La forma en que José Emilio Burucúa utiliza el español rioplatense insertando en las frases palabras de entrecasa como “paveando” o “comilona”, y dichos populares como “agarró para el lado de los tomates”, parece una declaración de principios destinada a mantener a raya ese término con que suele definírselo —erudito— hacia el que tiene toda clase de prevenciones: “En la Argentina se usa esa palabra con cierto dejo de desconfianza, como que uno ha dejado de lado compromisos sociales y políticos para adquirir conocimiento. Lo que pasa es que yo sé un poco de todo. Suponen que eso es producto de la erudición. Pero no es así. Es curiosidad”.

Burucúa es argentino, doctor en filosofía, licenciado en historia, ha sido profesor titular de Problemas de Historia Cultural en la Universidad Nacional de San Martín, directeur d’études en la École des Hautes Études en Sciences Sociales de París, visiting scholar en el Instituto Getty (Los Ángeles, California) en 2006, gastwissenschaftler en el Kunsthistorisches Institut in Florenz en 2007, permanent fellow en el Wissenschaftskolleg de Berlín (2012-2013) y en el Institut d’Études Avancées de Nantes (2015-2016).
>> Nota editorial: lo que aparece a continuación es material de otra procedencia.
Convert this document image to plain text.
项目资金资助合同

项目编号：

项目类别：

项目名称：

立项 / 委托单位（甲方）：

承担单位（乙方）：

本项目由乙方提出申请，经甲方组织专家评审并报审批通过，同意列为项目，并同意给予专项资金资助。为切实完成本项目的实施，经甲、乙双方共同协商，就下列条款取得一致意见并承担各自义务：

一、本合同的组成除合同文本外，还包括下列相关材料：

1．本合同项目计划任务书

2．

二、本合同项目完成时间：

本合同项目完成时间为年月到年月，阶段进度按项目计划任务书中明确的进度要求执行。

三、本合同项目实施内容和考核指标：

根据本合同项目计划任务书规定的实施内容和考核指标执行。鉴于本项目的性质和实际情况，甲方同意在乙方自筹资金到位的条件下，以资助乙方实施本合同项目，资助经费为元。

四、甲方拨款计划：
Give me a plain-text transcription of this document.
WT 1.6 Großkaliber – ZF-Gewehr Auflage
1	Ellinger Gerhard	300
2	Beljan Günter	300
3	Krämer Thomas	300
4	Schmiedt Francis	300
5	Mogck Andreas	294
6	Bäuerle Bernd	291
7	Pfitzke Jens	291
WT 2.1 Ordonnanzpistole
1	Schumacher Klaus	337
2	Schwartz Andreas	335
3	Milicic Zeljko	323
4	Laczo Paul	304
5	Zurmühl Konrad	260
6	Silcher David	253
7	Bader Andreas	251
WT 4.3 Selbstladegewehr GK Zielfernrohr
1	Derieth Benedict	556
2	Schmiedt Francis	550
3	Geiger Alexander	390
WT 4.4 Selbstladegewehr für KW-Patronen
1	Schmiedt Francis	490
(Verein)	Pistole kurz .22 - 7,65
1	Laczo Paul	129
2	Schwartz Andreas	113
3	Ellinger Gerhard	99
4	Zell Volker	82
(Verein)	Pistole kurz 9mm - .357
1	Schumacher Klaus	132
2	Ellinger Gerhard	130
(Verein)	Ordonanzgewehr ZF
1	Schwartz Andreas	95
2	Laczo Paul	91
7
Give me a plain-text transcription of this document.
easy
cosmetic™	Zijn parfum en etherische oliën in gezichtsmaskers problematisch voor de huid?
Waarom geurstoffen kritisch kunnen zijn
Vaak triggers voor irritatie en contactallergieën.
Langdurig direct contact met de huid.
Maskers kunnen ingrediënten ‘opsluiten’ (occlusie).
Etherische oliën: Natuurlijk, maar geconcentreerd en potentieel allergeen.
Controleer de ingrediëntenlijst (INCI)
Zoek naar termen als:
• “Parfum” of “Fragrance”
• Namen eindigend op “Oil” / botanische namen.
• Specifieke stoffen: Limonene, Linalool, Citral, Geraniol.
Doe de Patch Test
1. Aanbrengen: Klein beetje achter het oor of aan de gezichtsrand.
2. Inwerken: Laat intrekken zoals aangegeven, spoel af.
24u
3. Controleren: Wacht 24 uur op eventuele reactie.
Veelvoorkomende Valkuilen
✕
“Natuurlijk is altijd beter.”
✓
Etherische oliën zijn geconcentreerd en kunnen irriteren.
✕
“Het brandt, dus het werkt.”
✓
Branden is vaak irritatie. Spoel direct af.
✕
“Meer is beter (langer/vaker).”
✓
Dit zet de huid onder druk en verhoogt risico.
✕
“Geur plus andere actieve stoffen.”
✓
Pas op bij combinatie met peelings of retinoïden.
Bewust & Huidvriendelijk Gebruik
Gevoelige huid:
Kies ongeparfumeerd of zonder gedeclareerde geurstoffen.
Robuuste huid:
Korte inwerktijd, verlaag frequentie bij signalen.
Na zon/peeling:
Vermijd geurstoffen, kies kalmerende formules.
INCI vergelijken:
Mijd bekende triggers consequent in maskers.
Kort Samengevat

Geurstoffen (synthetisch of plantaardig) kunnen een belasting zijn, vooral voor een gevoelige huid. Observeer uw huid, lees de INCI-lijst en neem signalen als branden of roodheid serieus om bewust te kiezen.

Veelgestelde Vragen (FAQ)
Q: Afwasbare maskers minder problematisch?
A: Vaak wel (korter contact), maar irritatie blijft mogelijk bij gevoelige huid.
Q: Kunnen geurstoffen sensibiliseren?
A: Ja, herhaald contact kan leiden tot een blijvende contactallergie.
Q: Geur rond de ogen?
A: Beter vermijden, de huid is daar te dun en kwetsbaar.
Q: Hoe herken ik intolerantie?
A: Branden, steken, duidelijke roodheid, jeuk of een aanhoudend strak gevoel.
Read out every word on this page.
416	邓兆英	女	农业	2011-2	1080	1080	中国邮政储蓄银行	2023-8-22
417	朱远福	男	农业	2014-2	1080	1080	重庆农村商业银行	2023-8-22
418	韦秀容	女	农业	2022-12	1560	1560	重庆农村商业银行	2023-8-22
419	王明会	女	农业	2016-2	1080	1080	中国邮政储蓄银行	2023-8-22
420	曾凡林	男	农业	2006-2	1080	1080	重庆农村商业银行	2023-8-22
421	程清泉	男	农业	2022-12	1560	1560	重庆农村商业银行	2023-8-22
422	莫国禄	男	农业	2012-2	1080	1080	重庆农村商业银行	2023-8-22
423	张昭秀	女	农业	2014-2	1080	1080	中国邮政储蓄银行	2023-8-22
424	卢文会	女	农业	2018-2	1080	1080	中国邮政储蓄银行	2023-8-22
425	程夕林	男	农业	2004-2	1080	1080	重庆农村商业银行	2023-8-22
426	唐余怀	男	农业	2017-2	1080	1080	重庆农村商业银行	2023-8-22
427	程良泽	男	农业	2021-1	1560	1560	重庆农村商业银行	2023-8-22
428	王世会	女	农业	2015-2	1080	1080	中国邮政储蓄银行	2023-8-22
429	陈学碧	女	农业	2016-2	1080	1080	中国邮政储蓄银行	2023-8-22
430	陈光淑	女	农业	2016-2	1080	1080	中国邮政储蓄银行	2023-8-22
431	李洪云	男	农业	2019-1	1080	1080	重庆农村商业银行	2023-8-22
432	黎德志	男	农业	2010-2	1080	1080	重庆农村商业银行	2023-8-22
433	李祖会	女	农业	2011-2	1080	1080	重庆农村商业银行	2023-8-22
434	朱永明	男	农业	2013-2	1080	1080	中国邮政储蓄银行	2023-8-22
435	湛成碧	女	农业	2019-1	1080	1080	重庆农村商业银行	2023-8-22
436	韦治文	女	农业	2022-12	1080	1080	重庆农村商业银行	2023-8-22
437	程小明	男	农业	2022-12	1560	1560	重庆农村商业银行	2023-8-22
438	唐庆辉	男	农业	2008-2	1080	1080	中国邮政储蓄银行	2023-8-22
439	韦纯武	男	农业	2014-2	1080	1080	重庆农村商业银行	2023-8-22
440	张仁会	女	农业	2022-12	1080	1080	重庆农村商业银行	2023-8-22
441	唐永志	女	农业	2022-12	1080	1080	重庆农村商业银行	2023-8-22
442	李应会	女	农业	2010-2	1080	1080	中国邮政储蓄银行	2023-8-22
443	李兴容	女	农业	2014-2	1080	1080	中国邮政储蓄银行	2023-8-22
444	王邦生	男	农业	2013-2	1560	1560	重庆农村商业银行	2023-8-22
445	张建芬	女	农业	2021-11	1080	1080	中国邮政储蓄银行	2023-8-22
Y lo que cabe dentro de su curiosidad es infinito, como puede verse en el arco que comienza con su tesis de doctorado —acerca de los conceptos de Galileo Galilei sobre las artes figurativas— y se clava en el siglo XXI con dos volúmenes, en coautoría con Nicolás Kwiatkowski, titulados Leonardo da Vinci, cuadernos de artes, literatura y ciencia (Colihue, 2012), para los que pasaron tres años y medio investigando y traduciendo del italiano de entonces al español del siglo XXI los textos de Leonardo; e Historia natural y mítica de los elefantes (Ampersand, 2018), acerca de las representaciones conceptuales del elefante en Europa.

Entre una cosa y otra, Burucúa escribió Historia, arte, cultura: de Aby Warburg a Carlo Ginzburg; Cómo sucedieron estas cosas. Representar masacres y genocidios; Cartas norteamericanas; Cartas berlinesas I y II; La imagen y la risa; Cartas del Mediterráneo oriental; Excesos lectores, ascetismos iconográficos. Ensayos, diarios, crónicas de viaje: con un ojo tan virginal para el asombro como acaudalado en sabiduría, cada página de sus libros es una bacanal de hipervínculos. En Cartas berlinesas I (Adriana Hidalgo, 2015), la contemplación del cuadro El sátiro y los campesinos, de Jacob Jordaens, lo lleva a leer una fábula de Esopo —“la número 22 en la edición de Cazton-Avianus de 1484”— que inspiró a Jordaens, y a confirmar sus ideas “acerca del vínculo entre la risa y el mito antiguo en la cultura de los Países Bajos de los siglos XVI y XVII”.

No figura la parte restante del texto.